An area receiving a lot of attention is how LPS exerts its actions, as this may provide clues as to the pathophysiology of the inflammatory response. It has been suggested that toll-like receptor 4 (TLR4) is a key modulator in the cross-talk between inflammatory and metabolic pathways. TLR4 is an essential receptor, along with its adaptor protein CD14, for the recognition of LPS . The activation of pro-inflammatory response occurs when LPS binds to its receptor resulting in production of interlukin-6 (IL-6) and/or upregulation of downstream inflammatory pathways including IκB kinase (IKKβ)/ nuclear factor kappaB (NFκB) . The upregulation of the IKKβ/ NFκB pathway causes additional release of tumor necrosis factoralpha (TNF-α) and IL-6 further promoting the inflammatory response. Interventions therefore aimed at reducing LPS in plasma will have a potent impact on the overall systemic inflammatory response. To date it is known that both acute, chronic and resistance exercise can reduce plasma LPS levels , reduce TLR4 and CD14 expression  as well as some downstream targets including IKKβ . Further investigation is needed to examine how exercise may impact the bacterial quorum and if this plays a role in altering intestinal barrier integrity.

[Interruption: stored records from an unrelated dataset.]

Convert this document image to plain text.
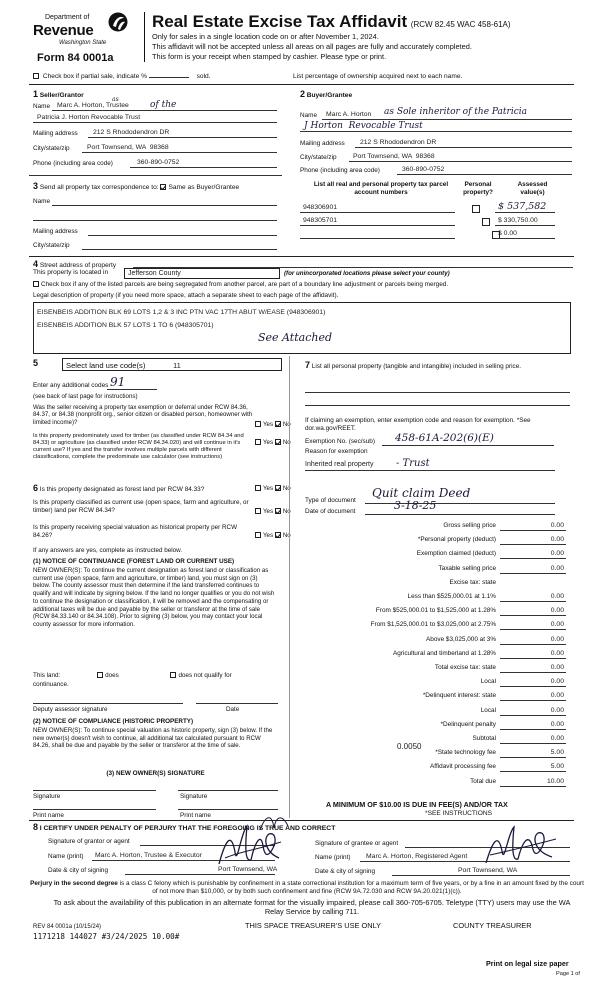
Department of
Revenue
Washington State
Form 84 0001a
Real Estate Excise Tax Affidavit (RCW 82.45 WAC 458-61A)
Only for sales in a single location code on or after November 1, 2024.
This affidavit will not be accepted unless all areas on all pages are fully and accurately completed.
This form is your receipt when stamped by cashier. Please type or print.
Check box if partial sale, indicate %	sold.	List percentage of ownership acquired next to each name.
1 Seller/Grantor
Name Marc A. Horton, Trustee
as
of the
Patricia J. Horton Revocable Trust
Mailing address 212 S Rhododendron DR
City/state/zip	Port Townsend, WA  98368
Phone (including area code)	360-890-0752
2 Buyer/Grantee
Name Marc A. Horton as Sole inheritor of the Patricia
J Horton  Revocable Trust
Mailing address 212 S Rhododendron DR
City/state/zip Port Townsend, WA  98368
Phone (including area code)	360-890-0752
3 Send all property tax correspondence to: Same as Buyer/Grantee
Name
Mailing address
City/state/zip
List all real and personal property tax parcel account numbers
Personal property?
Assessed value(s)
948306901	$ 537,582
948305701	$ 330,750.00
$ 0.00
4 Street address of property
This property is located in	Jefferson County	(for unincorporated locations please select your county)
Check box if any of the listed parcels are being segregated from another parcel, are part of a boundary line adjustment or parcels being merged.
Legal description of property (if you need more space, attach a separate sheet to each page of the affidavit).
EISENBEIS ADDITION BLK 69 LOTS 1,2 & 3 INC PTN VAC 17TH ABUT W/EASE (948306901)
EISENBEIS ADDITION BLK 57 LOTS 1 TO 6 (948305701)
See Attached
5	Select land use code(s)	11
Enter any additional codes 91
(see back of last page for instructions)
Was the seller receiving a property tax exemption or deferral under RCW 84.36, 84.37, or 84.38 (nonprofit org., senior citizen or disabled person, homeowner with limited income)?	Yes No
Is this property predominately used for timber (as classified under RCW 84.34 and 84.33) or agriculture (as classified under RCW 84.34.020) and will continue in it's current use? If yes and the transfer involves multiple parcels with different classifications, complete the predominate use calculator (see instructions)
Yes No
6 Is this property designated as forest land per RCW 84.33?	Yes No
Is this property classified as current use (open space, farm and agriculture, or timber) land per RCW 84.34?	Yes No
Is this property receiving special valuation as historical property per RCW 84.26?	Yes No
If any answers are yes, complete as instructed below.
(1) NOTICE OF CONTINUANCE (FOREST LAND OR CURRENT USE)
NEW OWNER(S): To continue the current designation as forest land or classification as current use (open space, farm and agriculture, or timber) land, you must sign on (3) below. The county assessor must then determine if the land transferred continues to qualify and will indicate by signing below. If the land no longer qualifies or you do not wish to continue the designation or classification, it will be removed and the compensating or additional taxes will be due and payable by the seller or transferor at the time of sale (RCW 84.33.140 or 84.34.108). Prior to signing (3) below, you may contact your local county assessor for more information.
This land:	does	does not qualify for
continuance.
Deputy assessor signature	Date
(2) NOTICE OF COMPLIANCE (HISTORIC PROPERTY)
NEW OWNER(S): To continue special valuation as historic property, sign (3) below. If the new owner(s) doesn't wish to continue, all additional tax calculated pursuant to RCW 84.26, shall be due and payable by the seller or transferor at the time of sale.
(3) NEW OWNER(S) SIGNATURE
Signature	Signature
Print name	Print name
7 List all personal property (tangible and intangible) included in selling price.
If claiming an exemption, enter exemption code and reason for exemption. *See dor.wa.gov/REET.
Exemption No. (sec/sub) 458-61A-202(6)(E)
Reason for exemption
Inherited real property - Trust
Type of document
Quit claim Deed
Date of document	3-18-25
Gross selling price	0.00
*Personal property (deduct)	0.00
Exemption claimed (deduct)	0.00
Taxable selling price	0.00
Excise tax: state
Less than $525,000.01 at 1.1%	0.00
From $525,000.01 to $1,525,000 at 1.28%	0.00
From $1,525,000.01 to $3,025,000 at 2.75%	0.00
Above $3,025,000 at 3%	0.00
Agricultural and timberland at 1.28%	0.00
Total excise tax: state	0.00
Local	0.00
*Delinquent interest: state	0.00
Local	0.00
*Delinquent penalty	0.00
Subtotal	0.00
*State technology fee	5.00
Affidavit processing fee	5.00
Total due	10.00
0.0050
A MINIMUM OF $10.00 IS DUE IN FEE(S) AND/OR TAX
*SEE INSTRUCTIONS
8 I CERTIFY UNDER PENALTY OF PERJURY THAT THE FOREGOING IS TRUE AND CORRECT
Signature of grantor or agent
Name (print) Marc A. Horton, Trustee & Executor
Date & city of signing	Port Townsend, WA
Signature of grantee or agent
Name (print) Marc A. Horton, Registered Agent
Date & city of signing	Port Townsend, WA
Perjury in the second degree is a class C felony which is punishable by confinement in a state correctional institution for a maximum term of five years, or by a fine in an amount fixed by the court of not more than $10,000, or by both such confinement and fine (RCW 9A.72.030 and RCW 9A.20.021(1)(c)).
To ask about the availability of this publication in an alternate format for the visually impaired, please call 360-705-6705. Teletype (TTY) users may use the WA Relay Service by calling 711.
REV 84 0001a (10/15/24)
1171218 144027 #3/24/2025 10.00#
THIS SPACE TREASURER'S USE ONLY	COUNTY TREASURER
Print on legal size paper
Page 1 of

LPS in the systemic circulation not only triggers the inflammatory response, but can also cause significant changes to amino acid pools, including lysine, threonine, tryptophan, phenylalanine and valine, a branched chain amino acid (BCAA) (13). While there does seem to be a link between BCAA pools in vivo and increased incidence of obesity and diabetes  , complete understanding of the mechanisms associated with these changes and how they are precipitated needs to be examined. BCAAs are intimately involved with the intermediates within the Krebs cycle so that energy can be made, disruptions to this cycle may adversely influence energy metabolism, further disrupting an already malfunctioned system.
This editorial highlights the impacts high fat diets have on the intestinal integrity and the consequences which increased LPS permeability to the systemic circulation and subsequent activation of pro-inflammatory cascades. However, it is not known whether LPS production in the gut increases as a result of the gut bacteria being overexposed to high fat diets. Im et al.  showed that intentional exposure of the colon to LPS elicited inflammation of the small intestine remotely and this was associated with enhanced inflammatory cytokine production and epithelial damage. However, it is unknown if and how fat in the diet, leads to disruption of epithelial integrity and by which pathways this is occurring through. Using quorum sensing, we possess a tool by which bacterial communications can be analyzed and what changes in transcription and translation occur as a result of this communication. These changes can hopefully provide information about links to diet and gut bacteria that have yet to be explored.